Я никогда не пытался угадать, что происходило за дверью кухни, пока я слушал, как «Абба» поют
— Папа сказал, что признается в убийстве и сдастся полиции, а я должен позаботиться о Джонни. Сам же он уже не молод и получил от жизни все, что хотел. Семья была смыслом его существования, но мамина болезнь разрушила все. А мы с Джонни должны жить, чтобы однажды создать собственные семьи, такие же счастливые, как у него когда-то. Отец заставил меня пообещать ему кое-что. Во-первых: никогда никому не рассказывать о нашем разговоре…
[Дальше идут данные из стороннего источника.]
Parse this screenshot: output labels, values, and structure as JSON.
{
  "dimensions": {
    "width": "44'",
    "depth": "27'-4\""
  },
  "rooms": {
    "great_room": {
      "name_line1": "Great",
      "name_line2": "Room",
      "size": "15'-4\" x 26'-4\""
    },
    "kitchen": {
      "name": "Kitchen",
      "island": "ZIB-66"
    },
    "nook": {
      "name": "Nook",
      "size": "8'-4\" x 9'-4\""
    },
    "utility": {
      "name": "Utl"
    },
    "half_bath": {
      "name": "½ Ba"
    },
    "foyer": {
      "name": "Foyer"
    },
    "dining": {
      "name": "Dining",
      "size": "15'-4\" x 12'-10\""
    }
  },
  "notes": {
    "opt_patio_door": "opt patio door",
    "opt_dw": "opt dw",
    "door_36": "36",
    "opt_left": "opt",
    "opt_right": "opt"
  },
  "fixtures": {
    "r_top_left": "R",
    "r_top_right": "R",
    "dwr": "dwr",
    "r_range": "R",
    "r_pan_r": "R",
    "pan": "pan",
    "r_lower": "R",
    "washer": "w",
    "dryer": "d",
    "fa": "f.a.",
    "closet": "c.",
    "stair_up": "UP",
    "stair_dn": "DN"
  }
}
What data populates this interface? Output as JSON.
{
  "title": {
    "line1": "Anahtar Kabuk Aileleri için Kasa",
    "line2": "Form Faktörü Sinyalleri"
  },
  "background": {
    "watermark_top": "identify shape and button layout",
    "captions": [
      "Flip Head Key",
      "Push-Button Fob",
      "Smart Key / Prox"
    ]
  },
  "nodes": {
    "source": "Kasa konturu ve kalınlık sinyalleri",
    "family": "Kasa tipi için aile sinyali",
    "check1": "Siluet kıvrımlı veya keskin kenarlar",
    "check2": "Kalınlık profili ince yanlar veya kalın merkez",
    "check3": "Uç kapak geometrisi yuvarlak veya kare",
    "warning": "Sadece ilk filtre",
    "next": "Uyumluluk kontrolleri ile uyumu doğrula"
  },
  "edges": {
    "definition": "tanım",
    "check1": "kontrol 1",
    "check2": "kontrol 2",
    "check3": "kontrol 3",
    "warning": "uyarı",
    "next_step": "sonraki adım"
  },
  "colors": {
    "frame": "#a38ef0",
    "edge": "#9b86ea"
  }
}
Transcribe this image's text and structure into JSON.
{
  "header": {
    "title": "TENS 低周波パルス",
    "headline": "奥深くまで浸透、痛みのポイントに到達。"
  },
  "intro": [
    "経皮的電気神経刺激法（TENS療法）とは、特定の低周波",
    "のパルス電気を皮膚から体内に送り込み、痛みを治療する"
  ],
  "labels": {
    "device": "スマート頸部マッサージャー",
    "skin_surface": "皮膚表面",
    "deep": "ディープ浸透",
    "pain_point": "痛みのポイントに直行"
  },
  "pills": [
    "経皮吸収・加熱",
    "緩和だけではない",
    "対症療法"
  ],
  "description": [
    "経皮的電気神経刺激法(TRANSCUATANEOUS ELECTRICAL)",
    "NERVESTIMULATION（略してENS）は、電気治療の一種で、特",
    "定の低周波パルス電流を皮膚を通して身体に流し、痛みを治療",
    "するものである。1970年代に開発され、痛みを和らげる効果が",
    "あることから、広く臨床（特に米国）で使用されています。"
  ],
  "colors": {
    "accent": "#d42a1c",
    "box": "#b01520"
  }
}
Марк замолчал. Впервые с начала своей исповеди он колебался, словно потратил на признание последние крупицы мужества. Брат слегка наклонил голову, опустил веки. До конца записи оставалось меньше двух минут.
— Когда мы поговорили, отец сделал нечто такое, чего никогда не делал. Протянул мне руку, и я ее пожал. Так он давал понять, что считает меня взрослым и доверяет мне. Береги Джонни, повторил отец строго.
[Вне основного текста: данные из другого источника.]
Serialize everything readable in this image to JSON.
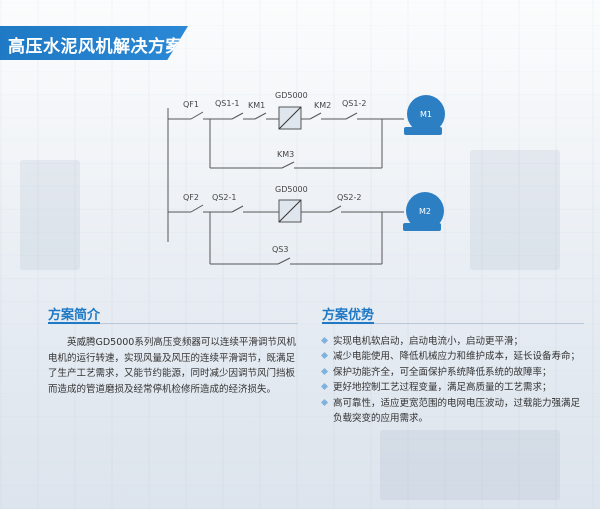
{
  "header": {
    "title": "高压水泥风机解决方案"
  },
  "diagram": {
    "branch1": {
      "breaker": "QF1",
      "switch1": "QS1-1",
      "contactor1": "KM1",
      "inverter": "GD5000",
      "contactor2": "KM2",
      "switch2": "QS1-2",
      "motor": "M1",
      "bypass": "KM3"
    },
    "branch2": {
      "breaker": "QF2",
      "switch1": "QS2-1",
      "inverter": "GD5000",
      "switch2": "QS2-2",
      "motor": "M2",
      "bypass": "QS3"
    }
  },
  "intro": {
    "title": "方案简介",
    "text": "英威腾GD5000系列高压变频器可以连续平滑调节风机电机的运行转速，实现风量及风压的连续平滑调节，既满足了生产工艺需求，又能节约能源，同时减少因调节风门挡板而造成的管道磨损及经常停机检修所造成的经济损失。"
  },
  "advantages": {
    "title": "方案优势",
    "items": [
      "实现电机软启动，启动电流小，启动更平滑；",
      "减少电能使用、降低机械应力和维护成本，延长设备寿命；",
      "保护功能齐全，可全面保护系统降低系统的故障率；",
      "更好地控制工艺过程变量，满足高质量的工艺需求；",
      "高可靠性，适应更宽范围的电网电压波动，过载能力强满足负载突变的应用需求。"
    ]
  },
  "colors": {
    "accent": "#1f79c4",
    "motor": "#2d7fc4",
    "line": "#555555"
  }
}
Потом он взял с меня еще одно обещание. Сказал, что не вернется, и я никогда не должен винить себя за это. Тогда я все понял. Сначала я думал, что отец дает мне наставления перед тем, как надолго сесть в тюрьму за преступление, которого не совершал. А на самом деле он прощался со мной навеки.
70
Тетя Одри приехала через два дня после того, как забрали отца. Забота о нас была ей не в тягость: тетя нас любила. Раньше она жаловалась, что мы редко ее навещаем, и вот теперь получила племянников в свое полное распоряжение. У самой тети Одри, насколько я знал, не было ни детей, ни мужа. Я бесконечно ей благодарен — тетя опекала нас вплоть до совершеннолетия Марка. Много лет спустя она рассказала, что отец позвонил ей накануне маминой смерти и завел очень странный разговор. Сказал, что хочет изменить завещание, и попросил ее стать нашим официальным опекуном, если с ним что-нибудь случится. Тетя Одри заставила отца поклясться памятью дедушки Джозефа, что он не болен и не задумал никаких глупостей. Отец, разумеется, солгал.
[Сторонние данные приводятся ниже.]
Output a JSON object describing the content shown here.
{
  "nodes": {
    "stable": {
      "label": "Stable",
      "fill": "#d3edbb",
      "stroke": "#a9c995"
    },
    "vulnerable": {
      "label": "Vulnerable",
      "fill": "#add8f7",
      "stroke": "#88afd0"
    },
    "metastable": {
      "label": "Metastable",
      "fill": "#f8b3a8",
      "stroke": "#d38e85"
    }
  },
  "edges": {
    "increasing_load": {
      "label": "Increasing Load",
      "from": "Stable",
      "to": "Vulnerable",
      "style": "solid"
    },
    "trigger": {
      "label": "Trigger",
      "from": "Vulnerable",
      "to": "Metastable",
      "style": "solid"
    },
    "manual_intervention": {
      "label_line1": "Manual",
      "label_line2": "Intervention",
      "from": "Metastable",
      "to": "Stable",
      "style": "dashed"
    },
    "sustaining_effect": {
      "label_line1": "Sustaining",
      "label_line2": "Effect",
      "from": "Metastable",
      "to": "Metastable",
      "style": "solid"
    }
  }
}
Что правда, то правда: следующие годы были непростыми. Нелегко идти через долину отрочества с таким тяжелым рюкзаком за спиной. В школе мне перемывали кости, добавляя к нашей истории подробности одна другой цветистее, и я бы ни за что не справился, не будь со мной Марка, надежного как скала, друзей и тети Одри. Марк не пошел в престижный университет, чтобы не уезжать из Карнивал-Фолс. Росс и Мэгги не давали меня в обиду. Тетя Одри так и не завела свою семью. Она пожертвовала личным счастьем ради нас, а сама всегда повторяла, что мы и есть ее счастье. О нашей матери тетя ни разу не сказала худого слова, хотя в прошлом у них бывали ссоры. И главное, это Одри убедила меня не бросать рисование.
Томас Харрисон, в ту пору шериф Карнивал-Фолс, приехал к нам вечером в пятницу. Я был дома один, Марк и тетя Одри ушли за покупками. В гостиной были сложены вещи, которые она привезла из Хоукмуна и не успела разобрать.
В честь начала жизни под одной крышей — и чтобы хоть немного меня приободрить — тетя подарила мне набор дорогих швейцарских карандашей. Целых сорок штук. Я давно о таких мечтал. Я обрадовался подарку настолько, насколько вообще может радоваться маленький мальчик, только что потерявший мать. В тот период я с утра до вечера рисовал зверей и насекомых. Насекомых я специально ловил и сажал в банки. Срисовывать с фотографий мне не нравилось.
В тот вечер я работал над кроликом. Когда тень Харрисона закрыла окно, я испугался.
— Прости, Джонни, — извинился шериф. — На лужайке нет машины, вот я и решил, что вы уехали.